Jakarta, KPonline-Sekretaris Jenderal KSPI, Ramidi, membuka kegiatan Social Media Capacity Building dan In-House Training. kegiatan tersebut berlangsung di Hotel Amaris Juanda. Jl. Ir. H. Juanda No.3, Kebon Kelapa, Gambir, Jakarta Pusat pada 6 Desember 2025 dan terselenggara melalui kerja sama strategis antara KSPI, KSBSI, DTDA, ITUC, serta dukungan konsultan media Nakama.
Dalam sambutannya, ia berpesan,
“Media bukan lagi pelengkap organisasi. Media adalah medan tempur”.
Ramidi menegaskan bahwa persoalan media bukan sekadar urusan admin komunitas atau staf komunikasi. Di banyak organisasi dunia, media ditempatkan sebagai pilar inti. Penentu arah, pembentuk opini, bahkan penentu kemenangan narasi.
“Hari ini kita memposisikan diri menggunakan alat media untuk menyebarkan isu, untuk kampanye, untuk alat perjuangan. Dan itu efektif,” tegasnya.
Ia mengakui bahwa gerakan buruh selama ini kuat di jalanan melalui demonstrasi, aksi massa, presensi lapangan. Tetapi di dunia baru yang bergerak lebih cepat dari langkah barisan buruh, media sosial menjadi senjata yang bisa menembus ruang, waktu, dan batas fisik.
Dan yang paling penting, kata Ramidi,
“Perjuangan melalui media sosial tidak memerlukan biaya tinggi. Teman-teman adalah relawan, yang jam 10, jam 12 malam, bahkan jam 1, masih bekerja”.
“Di sinilah letak kekuatan gerakan buruh: solidaritas tanpa pamrih, kesukarelaan tanpa batas waktu,” pungkasnya.
Ramidi tidak menutupi kenyataan pahit yang harus diakui bersama. Dengan jutaan anggota di KSPI dan KSBSI, angka pengikut media sosial yang masih “di angka ribuan” adalah ironi besar.
“Harusnya dari jutaan anggota, yang follow, yang aktif, yang merespon, itu minimal ratusan ribu. Tapi kenyataannya belum,” katanya.
Ini bukan sekadar angka. Ini adalah indikator bahwa narasi perjuangan buruh belum dikelola secara maksimal, belum dikawal oleh seluruh struktur, dan belum dianggap prioritas oleh sebagian pimpinan.
“Media sosial ini harus didukung para pengambil kebijakan. Presiden, ketum, sekum, di konfederasi maupun federasi. Kalau tidak, kekuatannya tidak akan penuh”.

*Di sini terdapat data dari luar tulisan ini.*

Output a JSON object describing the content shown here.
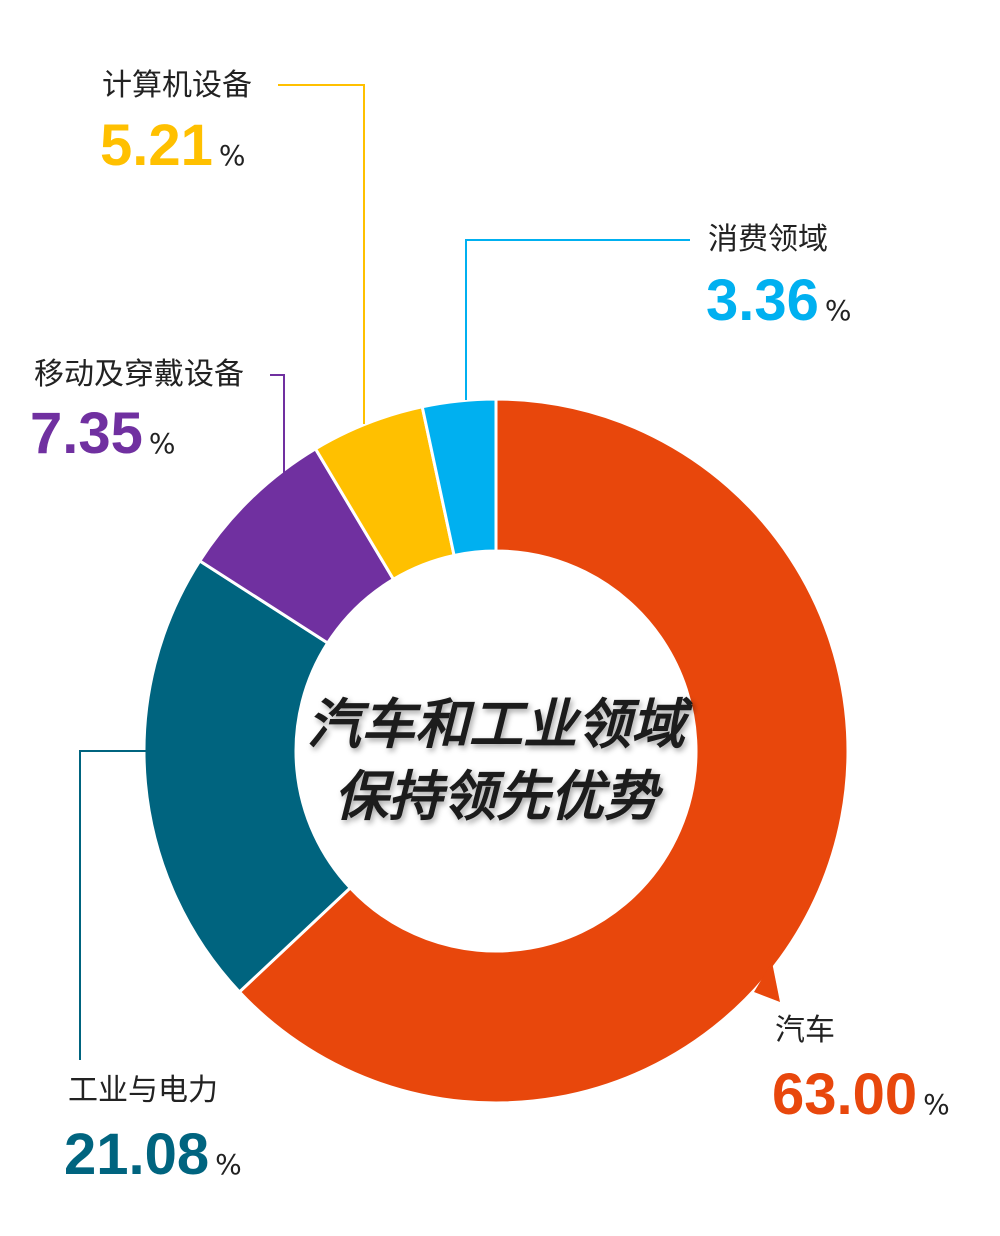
{
  "chart_data": {
    "type": "pie",
    "variant": "donut",
    "center_title_lines": [
      "汽车和工业领域",
      "保持领先优势"
    ],
    "unit": "%",
    "slices": [
      {
        "name": "汽车",
        "value": 63.0,
        "value_label": "63.00",
        "color": "#E8470C"
      },
      {
        "name": "工业与电力",
        "value": 21.08,
        "value_label": "21.08",
        "color": "#00647F"
      },
      {
        "name": "移动及穿戴设备",
        "value": 7.35,
        "value_label": "7.35",
        "color": "#7030A0"
      },
      {
        "name": "计算机设备",
        "value": 5.21,
        "value_label": "5.21",
        "color": "#FFC000"
      },
      {
        "name": "消费领域",
        "value": 3.36,
        "value_label": "3.36",
        "color": "#00B0F0"
      }
    ]
  }
}
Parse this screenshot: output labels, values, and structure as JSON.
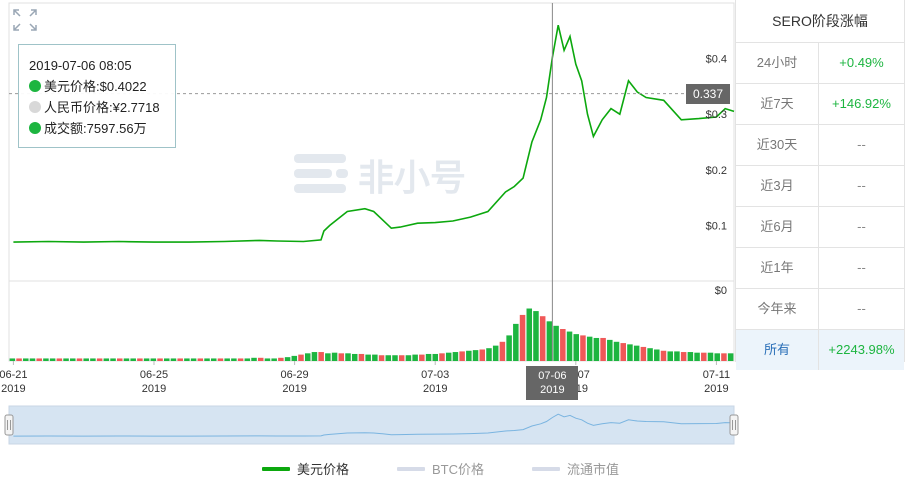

Ramidi mengingatkan bahwa hambatan terbesar gerakan media bukanlah kurangnya konten, tetapi kurangnya pengelolaan.
Banyak postingan “lahir lalu dibiarkan tanpa perawatan” tanpa dukungan share dari struktur, tanpa amplifikasi dari pimpinan, tanpa koordinasi kampanye.
“Setelah dibuat, ya sudah. Tidak ada woro-woro. Tidak ada pengawalan. Tidak ada sistem. Ini yang harus dievaluasi,” pungkasnya.
Ia menekankan bahwa membuat meme, poster, atau video hanyalah separuh dari pertempuran. Separuh lainnya adalah memastikan seluruh rumah besar organisasi ikut menggaungkan.
Program ini bukan program biasa. Ada mandat khusus dari ITUC dan dukungan serius dari DTDA karena mereka melihat satu hal bahwasanya Gerakan buruh Indonesia harus kuat di medan digital.
Menurut Ramidi, konsultan media Nakama akan memainkan peran penting dalam merancang ide, strategi, dan analisis kampanye.
Meski hari ini Nakama belum hadir, ia menegaskan bahwa tanggal 15–17 nanti akan menjadi momen krusial: peserta harus membuat kampanye digital yang benar-benar siap “diledakkan”.
Ramidi menutup dengan pesan yang mengguncang kesadaran:
“Mari kita posisikan media sosial sebagai alat perjuangan. Sebagai mesin baru. Mesin yang jika dikelola benar, bisa mengguncang siapa pun yang mencoba menginjak hak-hak buruh.”
Ia meminta seluruh peserta tidak hanya belajar teknis, tetapi juga menyiapkan strategi kampanye yang matang. Mulai dari ide, eksekusi, hingga sistem amplifikasi.
Karena perjuangan hari ini tidak hanya berlangsung di jalanan, tetapi juga di kolom komentar, di trending topic, di unggahan viral yang mampu mengubah opini publik.